Out of context, as if held at arm’s length, Chamberlain’s almost aphorisms on Nietzsche have the art of epigraphs; that’s how I offer them here:

“He hated being stuck in himself.” (p. 75)

“Well, who knows, but certainly the problem of being effective in a life which rejected him hurt Nietzsche greatly.”  (p. 130)

“He listed his intentions to recover from crisis and they mainly consisted in living out his own fiction.”  (p. 141)

“Philosophy was for him a vital, charming and desperate business, in which he far preferred writing metaphors than concocting footnotes to Plato.” (p. 8)

“For, as he said, all great philosophies are disguised personal confessions.” (p. 106)

“Becoming a Wanderer, talking to his Shadow, gave him common experience with exiles from Diogenes to Dante.”  (p. 13)

“He was a philosophical troubadour who after the death of God found his vocation in singing of things near at hand; now he was to map the survival of the human individual, whom godlessness had locked inside his imagination; he was to unwrap the human package suspended between animal determinacy and the self-overcoming.”  (p. 159)

“The style leads to the man, even if he insists he is wearing mask.” (p. 8)

“He lay in bed in a white robe and recognized no one.”  (p. 218) [Weimar 1897]

[Each epigraphic quote is from Lesley Chamberlain, 1996, Nietzsche in Turin:  An Intimate Biography. Picador, New York]

31 December 2005

Young Burckhardt Projects

“Everything about my study of history, like my passion for travel, mania for landscapes and my interest in art, springs from an enormous desire for attentive contemplation.”

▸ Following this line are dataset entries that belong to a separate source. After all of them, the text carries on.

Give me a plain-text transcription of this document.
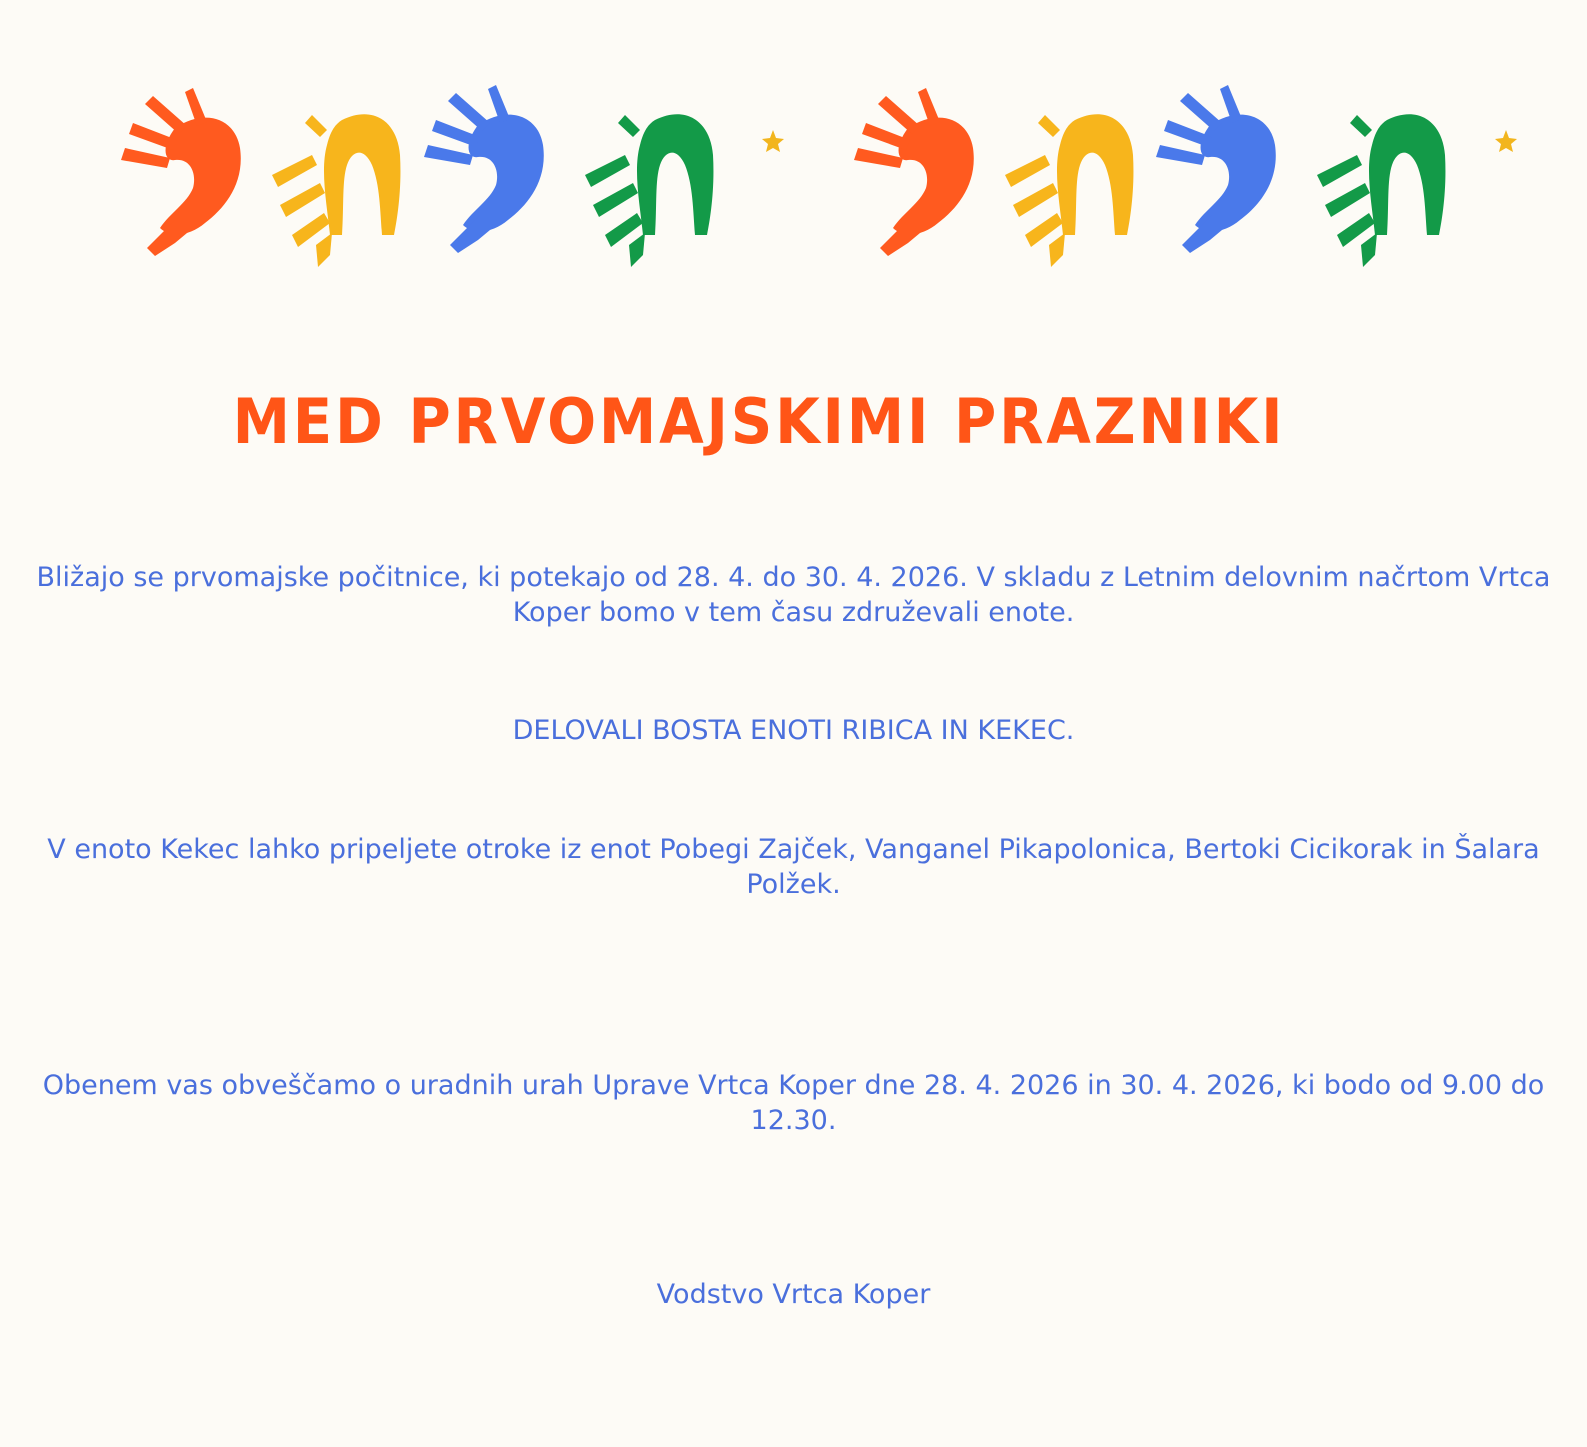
MED PRVOMAJSKIMI PRAZNIKI
Bližajo se prvomajske počitnice, ki potekajo od 28. 4. do 30. 4. 2026. V skladu z Letnim delovnim načrtom Vrtca Koper bomo v tem času združevali enote.
DELOVALI BOSTA ENOTI RIBICA IN KEKEC.
V enoto Kekec lahko pripeljete otroke iz enot Pobegi Zajček, Vanganel Pikapolonica, Bertoki Cicikorak in Šalara Polžek.
Obenem vas obveščamo o uradnih urah Uprave Vrtca Koper dne 28. 4. 2026 in 30. 4. 2026, ki bodo od 9.00 do 12.30.
Vodstvo Vrtca Koper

This was the young Jakob Burckhardt writing in a letter of 14 June 1842 (found in Briefe 1:  204-205). Burckhardt at the time was just finishing his formal university studies in Berlin and would return in the next year to Basel, Switzerland, where he would ultimately gain renown as a historian and cultural critic  .

29 December 2005

Baudelaire Finds a Mirror

“Painters, poets, philosophers, they’re all much of a muchness.” 
Charles Baudelaire in letter to Alphonse de Calonne, 10 November 1858

[This is from page 119 of  Selected Letters of Charles Baudelaire:  The Conquest of Solitude, translated and edited by Rosemary Lloyd, 1986, University of Chicago Press.]